Catherine Talavera (The Philippine Star) - April 23, 2021 - 12:00am

MANILA, Philippines — The country’s raw sugar output is seen to stay flat in the coming crop year as low productivity remains an issue amid the continued discussion of trade liberalization, the United States Department of Agriculture (USDA) said.

In a report, the USDA-Foreign Agricultural Service (FAS) said raw sugar production is forecast to remain at 2.1 million metric tons (MT) in the next crop year, which will start in September 2021 and end in August 2022.

The figure is a flat growth from the projected 2.1 million MT production for the current crop year, down 4.5 percent from its initial production of 2.2 million MT.

“Factors limiting growth include the slow decline in sugarcane area and low farm productivity, particularly in areas outside Negros Island that pull down the national average,” the USDA said.

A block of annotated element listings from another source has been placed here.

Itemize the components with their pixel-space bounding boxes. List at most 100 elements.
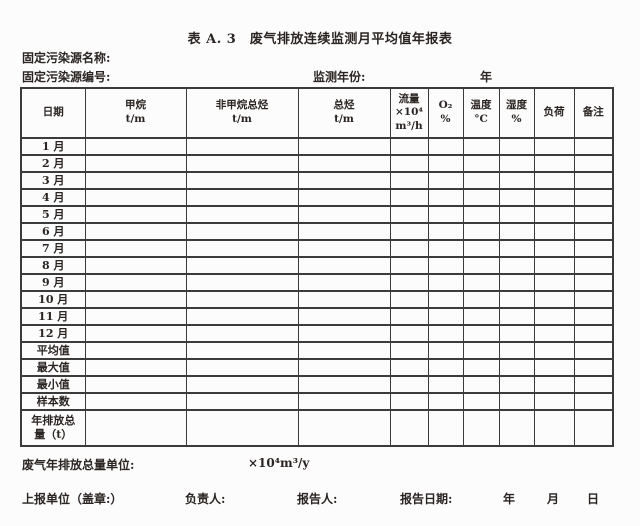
data-cell xyxy=(427,307,464,326)
data-cell xyxy=(427,154,464,173)
data-cell xyxy=(185,239,299,258)
data-cell xyxy=(84,239,187,258)
data-cell xyxy=(427,256,464,275)
annual-total-unit-label: 废气年排放总量单位: xyxy=(22,458,135,472)
data-cell xyxy=(462,324,500,343)
data-cell xyxy=(389,222,429,241)
data-cell xyxy=(462,290,500,309)
data-cell xyxy=(533,290,575,309)
data-cell xyxy=(573,154,614,173)
data-cell xyxy=(84,137,187,156)
data-cell xyxy=(573,392,614,411)
data-cell xyxy=(462,273,500,292)
row-label: 样本数 xyxy=(20,392,86,411)
data-cell xyxy=(573,205,614,224)
data-cell xyxy=(573,273,614,292)
data-cell xyxy=(389,273,429,292)
data-cell xyxy=(389,375,429,394)
data-cell xyxy=(297,205,391,224)
data-cell xyxy=(297,256,391,275)
data-cell xyxy=(462,341,500,360)
report-date-day-label: 日 xyxy=(587,492,600,506)
data-cell xyxy=(297,290,391,309)
data-cell xyxy=(185,222,299,241)
data-cell xyxy=(185,375,299,394)
data-cell xyxy=(297,375,391,394)
data-cell xyxy=(84,188,187,207)
data-cell xyxy=(533,137,575,156)
table-row: 12 月 xyxy=(20,324,614,343)
data-cell xyxy=(185,205,299,224)
data-cell xyxy=(389,205,429,224)
data-cell xyxy=(185,154,299,173)
column-header-9: 备注 xyxy=(573,87,614,139)
data-cell xyxy=(389,188,429,207)
row-label: 9 月 xyxy=(20,273,86,292)
data-cell xyxy=(498,409,535,447)
data-cell xyxy=(498,392,535,411)
column-header-5: O₂ % xyxy=(427,87,464,139)
data-cell xyxy=(533,239,575,258)
data-cell xyxy=(573,358,614,377)
data-cell xyxy=(389,256,429,275)
row-label: 8 月 xyxy=(20,256,86,275)
data-cell xyxy=(533,154,575,173)
data-cell xyxy=(297,341,391,360)
data-cell xyxy=(498,205,535,224)
table-row: 样本数 xyxy=(20,392,614,411)
responsible-person-label: 负责人: xyxy=(185,492,226,506)
row-label: 4 月 xyxy=(20,188,86,207)
data-cell xyxy=(84,222,187,241)
table-row: 10 月 xyxy=(20,290,614,309)
data-cell xyxy=(427,358,464,377)
report-date-label: 报告日期: xyxy=(400,492,453,506)
data-cell xyxy=(533,392,575,411)
table-row: 7 月 xyxy=(20,239,614,258)
data-cell xyxy=(498,375,535,394)
data-cell xyxy=(389,290,429,309)
table-header-row: 日期 甲烷 t/m 非甲烷总烃 t/m 总烃 t/m 流量 ×10⁴ m³/h O₂ % 温… xyxy=(20,87,614,139)
data-cell xyxy=(462,222,500,241)
data-cell xyxy=(389,171,429,190)
table-row: 9 月 xyxy=(20,273,614,292)
data-cell xyxy=(427,137,464,156)
data-cell xyxy=(462,239,500,258)
data-cell xyxy=(389,239,429,258)
data-cell xyxy=(573,137,614,156)
monitor-year-unit: 年 xyxy=(480,70,493,84)
data-cell xyxy=(84,392,187,411)
data-cell xyxy=(573,307,614,326)
data-cell xyxy=(498,256,535,275)
table-row: 6 月 xyxy=(20,222,614,241)
data-cell xyxy=(427,341,464,360)
data-cell xyxy=(573,290,614,309)
data-cell xyxy=(427,392,464,411)
data-cell xyxy=(533,307,575,326)
row-label: 年排放总 量（t） xyxy=(20,409,86,447)
column-header-4: 流量 ×10⁴ m³/h xyxy=(389,87,429,139)
data-cell xyxy=(297,239,391,258)
report-date-month-label: 月 xyxy=(547,492,560,506)
data-cell xyxy=(185,290,299,309)
data-cell xyxy=(533,205,575,224)
data-cell xyxy=(297,171,391,190)
table-row: 最小值 xyxy=(20,375,614,394)
data-cell xyxy=(185,188,299,207)
data-cell xyxy=(462,171,500,190)
data-cell xyxy=(84,290,187,309)
row-label: 10 月 xyxy=(20,290,86,309)
column-header-1: 甲烷 t/m xyxy=(84,87,187,139)
data-cell xyxy=(533,222,575,241)
data-cell xyxy=(185,392,299,411)
column-header-2: 非甲烷总烃 t/m xyxy=(185,87,299,139)
column-header-3: 总烃 t/m xyxy=(297,87,391,139)
data-cell xyxy=(573,188,614,207)
report-unit-seal-label: 上报单位（盖章:） xyxy=(22,492,123,506)
column-header-6: 温度 °C xyxy=(462,87,500,139)
data-cell xyxy=(297,137,391,156)
data-cell xyxy=(533,171,575,190)
data-cell xyxy=(427,324,464,343)
data-cell xyxy=(389,154,429,173)
data-cell xyxy=(297,188,391,207)
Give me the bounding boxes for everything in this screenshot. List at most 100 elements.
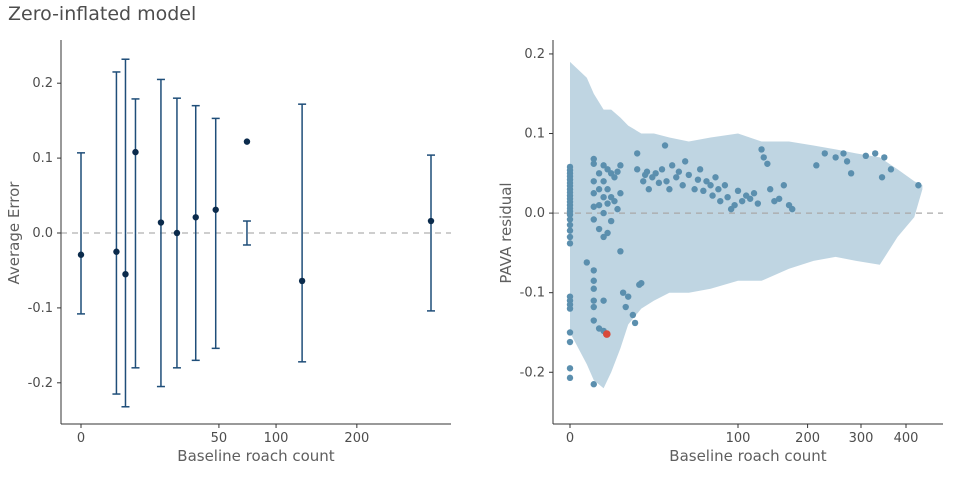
data-point [634, 150, 641, 157]
data-point [590, 317, 597, 324]
x-tick-label: 0 [77, 431, 85, 446]
x-tick-label: 100 [264, 431, 289, 446]
data-point [821, 150, 828, 157]
data-point [590, 297, 597, 304]
data-point [566, 305, 574, 312]
y-tick-label: -0.1 [520, 286, 545, 301]
y-tick-label: -0.2 [28, 376, 53, 391]
data-point [590, 267, 597, 274]
data-point [691, 186, 698, 193]
data-point [645, 186, 652, 193]
x-tick-label: 200 [795, 431, 820, 446]
data-point [668, 162, 676, 169]
data-point [77, 251, 85, 258]
data-point [750, 190, 758, 197]
data-point [681, 158, 689, 165]
data-point [638, 279, 645, 287]
data-point [915, 182, 922, 189]
data-point [604, 186, 611, 193]
data-point [212, 206, 219, 213]
data-point [607, 217, 615, 225]
data-point [679, 182, 686, 189]
data-point [862, 152, 869, 160]
data-point [675, 168, 683, 175]
data-point [673, 174, 680, 181]
data-point [764, 160, 771, 167]
data-point [583, 259, 590, 266]
data-point [590, 216, 597, 223]
data-point [566, 365, 574, 372]
y-axis-title: PAVA residual [497, 182, 515, 283]
data-point [595, 170, 603, 177]
data-point [590, 178, 597, 185]
data-point [629, 311, 637, 319]
data-point [600, 193, 607, 201]
data-point [192, 214, 199, 221]
data-point [600, 209, 607, 217]
data-point [617, 190, 624, 197]
data-point [847, 170, 855, 177]
data-point [595, 186, 603, 193]
data-point [696, 166, 704, 173]
data-point [731, 201, 738, 209]
data-point [746, 195, 754, 202]
data-point [840, 150, 847, 157]
data-point [738, 197, 746, 205]
data-point [661, 142, 669, 149]
data-point [590, 155, 597, 163]
right-chart-panel: 0.2 0.1 0.0 -0.1 -0.2 0 100 200 300 400 Baseline r… [497, 40, 943, 465]
data-point [566, 240, 574, 247]
x-tick-label: 400 [894, 431, 919, 446]
y-axis-title: Average Error [5, 181, 23, 285]
data-point [611, 197, 618, 205]
data-point [619, 289, 627, 296]
data-point [590, 303, 597, 311]
data-point [600, 297, 607, 304]
data-point [566, 338, 574, 346]
y-tick-label: 0.0 [32, 226, 53, 241]
data-point [566, 329, 574, 336]
data-point [600, 162, 607, 169]
y-tick-label: 0.1 [524, 127, 545, 142]
data-point [566, 211, 574, 218]
data-point [709, 192, 716, 199]
data-point [871, 150, 879, 157]
data-point [655, 179, 663, 187]
data-point [717, 197, 724, 205]
data-point [700, 187, 707, 195]
data-point [658, 166, 666, 173]
highlighted-point [603, 330, 611, 338]
data-point [590, 203, 597, 210]
data-point [832, 154, 839, 161]
y-tick-label: 0.2 [32, 76, 53, 91]
data-point [600, 178, 607, 185]
x-tick-label: 200 [344, 431, 369, 446]
data-point [595, 201, 603, 209]
data-point [590, 190, 597, 197]
figure-title: Zero-inflated model [8, 3, 197, 25]
data-point [173, 229, 181, 237]
data-point [566, 233, 574, 241]
y-tick-label: -0.2 [520, 365, 545, 380]
data-point [604, 229, 611, 237]
data-point [590, 277, 597, 284]
data-point [427, 217, 435, 225]
data-point [590, 381, 597, 388]
data-point [122, 270, 129, 278]
data-point [617, 162, 624, 169]
data-point [703, 178, 710, 185]
x-tick-label: 0 [566, 431, 574, 446]
data-point [843, 158, 851, 165]
data-point [566, 221, 574, 229]
data-point [617, 248, 624, 255]
data-point [878, 174, 886, 181]
data-point [113, 248, 120, 255]
data-point [604, 200, 611, 207]
data-point [298, 277, 306, 285]
data-point [600, 233, 607, 241]
data-point [724, 193, 731, 201]
y-tick-label: 0.1 [32, 151, 53, 166]
data-point [712, 174, 719, 181]
x-tick-label: 50 [211, 431, 228, 446]
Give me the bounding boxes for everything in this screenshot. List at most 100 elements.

“While the industry aims to boost yields, results are not expected for two to three years when funds and implementation strategies are in place,” it further said.

The USDA also cited climate as another major factor affecting production as drought or too much rain have an adverse effect on production.

The Sugar Regulatory Administration recently adjusted its sugar production target for the current crop year to 2.1 million MT from its earlier target of 2.19 million MT.

It also terminated the seven percent export allocation for the US for the current crop year, which means 100 percent of the country’s sugar output for the year will go to the domestic market.

The SRA issued the amendment order due to the more severe than initially expected impact of La Niña, which brought heavy rains in all sugar producing regions, even flooding several sugar cane fields in Negros Occidental particularly in Silay, EB Magalona, Victorias, Manapla and Cadiz.

Based on figures from the SRA, raw sugar production declined to 1.54 million MT as of March 28, lower than the 1.58 million MT registered in the same period in the previous crop year.

“The government’s consideration of liberalizing the sugar industry is also a cause of concern among farmers and millers,” the USDA said.

“Stakeholders believe the proposed trade liberalization would place significant challenges on the sugar industry, which is not yet equipped to face open competition,” it said.

The National Economic and Development Authority earlier commissioned a study on the assessment of reform directions for the sugar industry. Among the policy recommendations concluded by the study include increasing productivity, lowering costs and improving institutional support mechanisms, while noting that any trade liberalization should be implemented gradually and only partially to ensure it will benefit all consumers and not unduly penalize sugar industry stakeholders.